We keep telling women they can “have it all.” But when “all” requires a full career, presence at home, and a never-ending list of responsibilities on both sides, something is going to give.
And more often than not, that “something” is women stepping back in their careers. Not because they lack ambition, but because they lack real support. In fact, according to Zety’s Working Mothers & Career Trade-Offs Report, 75% of U.K. mothers say parenthood has impacted their careers.
That’s not a coincidence — that’s the outcome of how work is structured today.
When “Having It All” Depends on You Adjusting
Working mothers are navigating multiple sets of expectations. At work, the expectation is to be consistent, always available, and continually engaged. Outside of work, mothers are often the ones keeping everything moving. They are present for their families, managing what needs to get done, and carrying the mental load of daily life.
Both are real. But the career world has not built the systems needed to support working mothers, so the responsibility to make everything work often falls on them.
And that’s where the adjustments women are making begin, including:
- Stepping back from opportunities that don’t fit. According to the Zetyreport, 40% of working moms have turned down a promotion due to childcare pressures.
- Delaying moves that require more time, more visibility, and more energy.
- Choosing what’s manageable over what might move them forward faster. This aligns with findings in the same report that 90% of mothers say they have altered their career paths after becoming parents.
Not because the ambition is gone, but because the system hasn’t made space for them to thrive as working moms.
These Adjustments Don’t Stay Small
The challenge is that these decisions feel necessary in the moment. In many cases, they are the only viable option when workplace support isn’t there.

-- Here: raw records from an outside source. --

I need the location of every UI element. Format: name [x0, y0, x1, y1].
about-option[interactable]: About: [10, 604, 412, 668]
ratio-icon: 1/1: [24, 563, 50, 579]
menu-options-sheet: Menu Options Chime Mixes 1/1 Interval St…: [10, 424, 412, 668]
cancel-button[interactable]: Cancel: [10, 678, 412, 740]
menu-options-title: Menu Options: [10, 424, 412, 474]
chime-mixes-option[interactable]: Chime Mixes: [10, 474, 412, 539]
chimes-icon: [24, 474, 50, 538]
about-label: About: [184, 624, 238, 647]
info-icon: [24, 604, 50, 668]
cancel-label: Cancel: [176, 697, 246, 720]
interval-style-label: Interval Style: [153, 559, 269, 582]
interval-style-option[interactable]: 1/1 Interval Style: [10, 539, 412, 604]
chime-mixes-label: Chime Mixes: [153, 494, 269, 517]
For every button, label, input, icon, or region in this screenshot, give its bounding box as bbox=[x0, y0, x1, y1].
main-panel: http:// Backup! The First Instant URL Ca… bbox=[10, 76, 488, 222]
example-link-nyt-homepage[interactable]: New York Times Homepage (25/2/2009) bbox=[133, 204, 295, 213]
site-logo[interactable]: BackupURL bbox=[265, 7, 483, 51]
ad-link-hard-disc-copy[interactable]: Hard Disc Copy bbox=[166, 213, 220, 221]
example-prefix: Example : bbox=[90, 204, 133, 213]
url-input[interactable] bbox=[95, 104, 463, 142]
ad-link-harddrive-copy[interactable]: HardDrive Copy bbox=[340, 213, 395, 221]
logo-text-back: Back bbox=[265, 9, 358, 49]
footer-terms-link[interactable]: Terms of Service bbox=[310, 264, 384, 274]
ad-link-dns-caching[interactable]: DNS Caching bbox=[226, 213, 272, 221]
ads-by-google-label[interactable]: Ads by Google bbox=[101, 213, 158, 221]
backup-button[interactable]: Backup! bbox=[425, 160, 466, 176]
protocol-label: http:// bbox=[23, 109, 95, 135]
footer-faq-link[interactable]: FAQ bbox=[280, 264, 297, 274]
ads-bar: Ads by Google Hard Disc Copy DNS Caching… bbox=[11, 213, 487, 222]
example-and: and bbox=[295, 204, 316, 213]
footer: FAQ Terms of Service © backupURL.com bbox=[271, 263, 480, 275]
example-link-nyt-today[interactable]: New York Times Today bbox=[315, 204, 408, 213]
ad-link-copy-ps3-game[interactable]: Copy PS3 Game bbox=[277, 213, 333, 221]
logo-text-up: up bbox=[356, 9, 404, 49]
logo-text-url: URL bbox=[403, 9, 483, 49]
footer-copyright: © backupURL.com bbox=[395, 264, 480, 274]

But over time, they don’t just solve for immediate needs. They shape a woman’s professional future. Careers slow down. Earning potential shifts. Pathways into leadership become harder to access.
And when these moments are framed as personal choices, the broader issue gets overlooked. It reflects a deeper problem in how the workplace is structured — and how working mothers are supported within it.
Support Has to Go Beyond Flexibility
Flexibility is often positioned as the solution, and it does help. In fact, according to the Zety report, 90% of mothers say flexibility is their top workplace priority.
But flexibility alone doesn’t solve the real problem, because the issue isn’t just how work gets done day to day. It’s what happens to someone’s career within that structure.
If stepping back limits long-term growth, then the system hasn’t actually adapted, and instead has just shifted the burden onto women to figure it out.
And that’s where the idea of “having it all” starts to break down; we tell women they can have both, but we haven’t built workplaces that actually support both at the same time.
Real support means rethinking how performance is measured, how visibility is created, and how advancement happens across different life stages.
That can look like:
- Measuring performance based on output and impact, so stepping away from constant availability isn’t mistaken for a lack of commitment.
- Creating clear paths to visibility and opportunity, so mothers aren’t unintentionally sidelined when they can’t always be the most present in the room.
- Designing career progression that accounts for different life stages, so stepping back at one point doesn’t quietly limit long-term growth.
Because if the expectation is that women can have it all, the responsibility cannot fall entirely on them to make that work. Otherwise, the outcome stays the same.
The Real Problem With “Having It All”
The idea that women can do it all isn’t the problem.
The problem is expecting them to do it all within a system that hasn’t been designed to support it.
Right now, many mothers are making it work by adjusting themselves to fit the structure around them. But that adjustment comes at a cost, and until the structure changes, the outcome won’t.